I kind of doubt that, otherwise you would have actual counter arguments instead of replying with made up garbage that relies on having no understanding of how languages are lost to believe, to try and force your incorrect perspective.
but if you examine how these works deal with the whole "ancient language" trope,
Never decide how one story works based on how other fictional stories work. Only use what the author has said in the story.
you see that half the world is made of ruins (or equivalent) with this language written everywhere.
Which is only relevant if it is ruins in a single language, as opposed to a multitude of different languages, like you would expect in most worlds, unless they introduce something to state everything was the same language assume there are multiple languages present, normally 1 per nation/civilization.
but here and in other comics it is never the case and there is always a group of intellectuals studying the ancient ruins or whatever.
Which means exactly nothing. The only thing this statement does is demonstrate you have no clue how language death and studying ancient languages work, but are arrogant enough to make claims with no knowledge or understanding because you feel you are right, but do not want to actually verify you are right like an adult.
Though there were plenty of scholars studying ancient heirogriphics, they made no progress until the Rosetta stone was found. It is literally the item that made the language translatable and readable. Even then it took a lot of effort to do so. That is why the Rosetta stone is famous, and so historically valuable. The argument you are trying to make requires that things not work the way that this language, which means it is wrong, made worse since this example that demonstrates its failure was mentioned in the post you are replying to. so it is just made up BS with no actual attempt to touch what you were replying to.
The ting is without a reference ot start from, how much material you have access to does next to nothing.
There are plenty of lost languages because we do not have that reference point. There is absolutely no logical argument around this, there needs to be a reference point of some form or the deciphering will never start, even a descendent spoken language is not good enough unless the written language is also a descendent of that written language, which might or might not be enough to get some progress due to the similarities.
But the point you are really missing is that losing all points of reference for a language can take very little time. 1-2 generations is more then feasible, especially if some disaster was involved.
If something destroys civilization, or makes resources scarce, it could easily lead to people not teaching their kids to read and write, especially if it is a complicated system which a bunch of ancient civilizations on earth used (like Egypt) partly to keep writing and reading out of the hands of commoners, which leads to the knowledge of how to read the language dies once the last survivor who knew it dies. Eventually a new system likely develops with no direct connection to the old. If something makes it so survival is the sole priority for a generation or 2 this type of loss becomes very easy as reading is not a skill necessary for survival, so falls to the lower end of the priorities to teach your kids.
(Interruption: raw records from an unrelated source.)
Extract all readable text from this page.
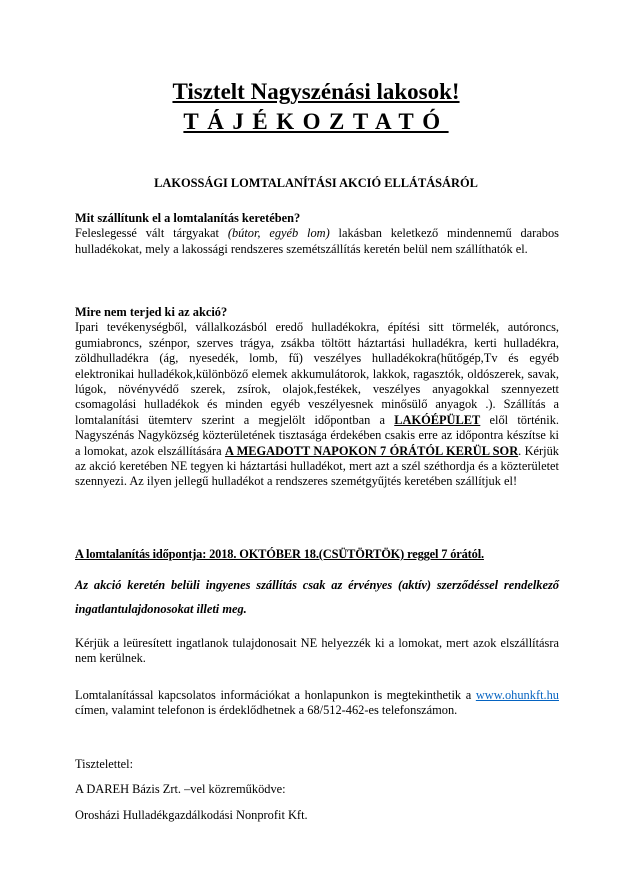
Tisztelt Nagyszénási lakosok!
TÁJÉKOZTATÓ
LAKOSSÁGI LOMTALANÍTÁSI AKCIÓ ELLÁTÁSÁRÓL

Mit szállítunk el a lomtalanítás keretében?

Feleslegessé vált tárgyakat (bútor, egyéb lom) lakásban keletkező mindennemű darabos hulladékokat, mely a lakossági rendszeres szemétszállítás keretén belül nem szállíthatók el.

Mire nem terjed ki az akció?

Ipari tevékenységből, vállalkozásból eredő hulladékokra, építési sitt törmelék, autóroncs, gumiabroncs, szénpor, szerves trágya, zsákba töltött háztartási hulladékra, kerti hulladékra, zöldhulladékra (ág, nyesedék, lomb, fű) veszélyes hulladékokra(hűtőgép,Tv és egyéb elektronikai hulladékok,különböző elemek akkumulátorok, lakkok, ragasztók, oldószerek, savak, lúgok, növényvédő szerek, zsírok, olajok,festékek, veszélyes anyagokkal szennyezett csomagolási hulladékok és minden egyéb veszélyesnek minősülő anyagok .). Szállítás a lomtalanítási ütemterv szerint a megjelölt időpontban a LAKÓÉPÜLET elől történik. Nagyszénás Nagyközség közterületének tisztasága érdekében csakis erre az időpontra készítse ki a lomokat, azok elszállítására A MEGADOTT NAPOKON 7 ÓRÁTÓL KERÜL SOR. Kérjük az akció keretében NE tegyen ki háztartási hulladékot, mert azt a szél széthordja és a közterületet szennyezi. Az ilyen jellegű hulladékot a rendszeres szemétgyűjtés keretében szállítjuk el!

A lomtalanítás időpontja: 2018. OKTÓBER 18.(CSÜTÖRTÖK) reggel 7 órától.
Az akció keretén belüli ingyenes szállítás csak az érvényes (aktív) szerződéssel rendelkező ingatlantulajdonosokat illeti meg.
Kérjük a leüresített ingatlanok tulajdonosait NE helyezzék ki a lomokat, mert azok elszállításra nem kerülnek.
Lomtalanítással kapcsolatos információkat a honlapunkon is megtekinthetik a www.ohunkft.hu címen, valamint telefonon is érdeklődhetnek a 68/512-462-es telefonszámon.
Tisztelettel:
A DAREH Bázis Zrt. –vel közreműködve:
Orosházi Hulladékgazdálkodási Nonprofit Kft.
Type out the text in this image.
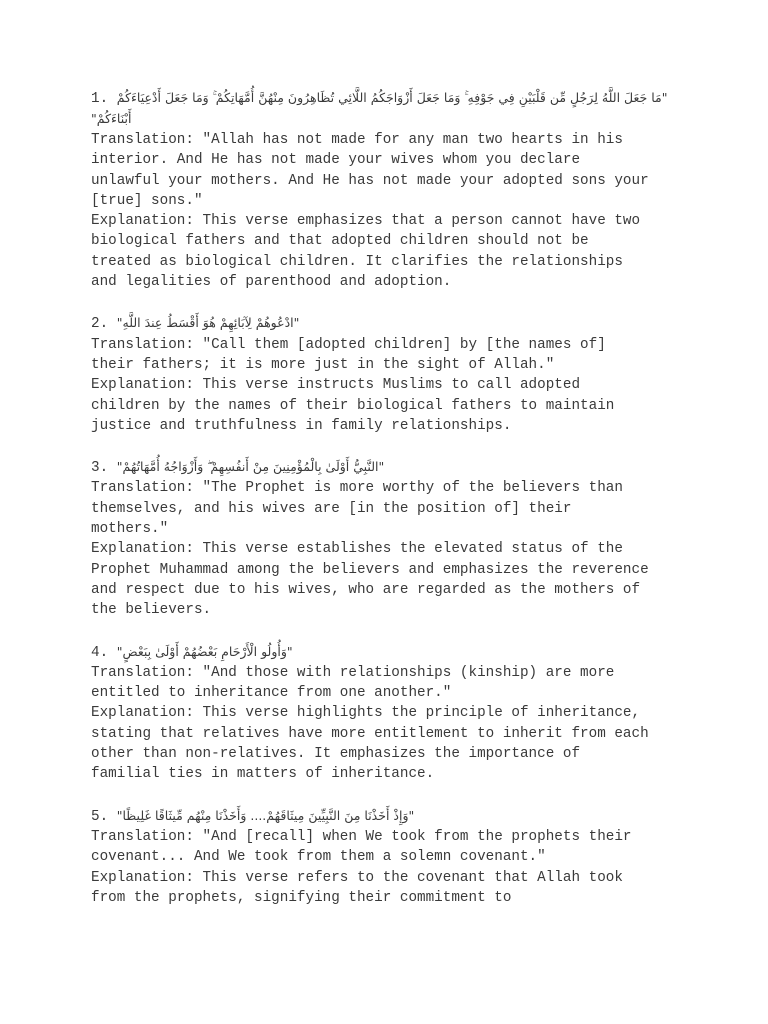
1. "مَا جَعَلَ اللَّهُ لِرَجُلٍ مِّن قَلْبَيْنِ فِي جَوْفِهِ ۚ وَمَا جَعَلَ أَزْوَاجَكُمُ اللَّائِي تُظَاهِرُونَ مِنْهُنَّ أُمَّهَاتِكُمْ ۚ وَمَا جَعَلَ أَدْعِيَاءَكُمْ أَبْنَاءَكُمْ"
Translation: "Allah has not made for any man two hearts in his
interior. And He has not made your wives whom you declare
unlawful your mothers. And He has not made your adopted sons your
[true] sons."
Explanation: This verse emphasizes that a person cannot have two
biological fathers and that adopted children should not be
treated as biological children. It clarifies the relationships
and legalities of parenthood and adoption.
2. "ادْعُوهُمْ لِآبَائِهِمْ هُوَ أَقْسَطُ عِندَ اللَّهِ"
Translation: "Call them [adopted children] by [the names of]
their fathers; it is more just in the sight of Allah."
Explanation: This verse instructs Muslims to call adopted
children by the names of their biological fathers to maintain
justice and truthfulness in family relationships.
3. "النَّبِيُّ أَوْلَىٰ بِالْمُؤْمِنِينَ مِنْ أَنفُسِهِمْ ۖ وَأَزْوَاجُهُ أُمَّهَاتُهُمْ"
Translation: "The Prophet is more worthy of the believers than
themselves, and his wives are [in the position of] their
mothers."
Explanation: This verse establishes the elevated status of the
Prophet Muhammad among the believers and emphasizes the reverence
and respect due to his wives, who are regarded as the mothers of
the believers.
4. "وَأُولُو الْأَرْحَامِ بَعْضُهُمْ أَوْلَىٰ بِبَعْضٍ"
Translation: "And those with relationships (kinship) are more
entitled to inheritance from one another."
Explanation: This verse highlights the principle of inheritance,
stating that relatives have more entitlement to inherit from each
other than non-relatives. It emphasizes the importance of
familial ties in matters of inheritance.
5. "وَإِذْ أَخَذْنَا مِنَ النَّبِيِّينَ مِيثَاقَهُمْ.... وَأَخَذْنَا مِنْهُم مِّيثَاقًا غَلِيظًا"
Translation: "And [recall] when We took from the prophets their
covenant... And We took from them a solemn covenant."
Explanation: This verse refers to the covenant that Allah took
from the prophets, signifying their commitment to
Especially if they have to contribute from a young age.
There are several examples of South and Central american languages we can not properly or fully translate, due to how much the Spanish destroyed when they invaded the region. The people survived, but a lot of knowledge was lost and with it some of the writing systems that were in place there.
The latin alphabet is actually pretty easy to learn, the biggest issue with english is all the grammar rules and spellings which are more recent. When they talk about the low literacy rates in medieval times, that is because they only counted literacy in Latin, not in your native language, and there is plenty of evidence that even the farmers and villagers were able to read the language they spoke to some extent by writing the letters for the sounds of words, meaning 2 people could spell the same word different ways. This makes it so the writing system is harder to lose, but the language, grammar rules and proper spellings could all easily be lost or lessened should disaster come.
The more complicated systems like Kanji take more time and energy to learn so are more vulnerable to complete loss from disaster.
The other issue is that a lot of the examples and reference documents for a language on how to read one using knowledge of another would often be written on some form of paper, and how long paper lasts depends heavily on the conditions it is stored in. stored properly and you can get centuries to millenia, stored improperly and you are lucky to get decades.
We also still do not know what happened over that 1000 years but if his old name is not known and they are referring to it as an ancient language, and not the name of the language, as well as the loss of magic theory, then that would imply some sort of major civilization resetting disaster or war occuring.
My guess based on the magic loss would be something made it unusable for a while. IIRC That is part of what happened in
Magi Craft Meister I can not remember if it is covered the Manga yet or not, but certain events caused the ambient magic levels of that world to massively drop, this killed all the magic users above a certain level, and all their knowledge went with them because it was not all written down (writing down all the instructions and procedures is pretty recent in our world, which is why there is a lot of lost knowledge in professions that required apprenticeships or on the job training).
It is therefore impossible that a mere one thousand years old goes extinct in these conditions and that is what I find funny.
Except it is not impossible, you just do not understand language death at all, that and we do not know the F-ing conditions yet so you can not intelligently make any claims of the conditions.
You are making up conclusions with 0 evidence or logic to support them then claiming you are right.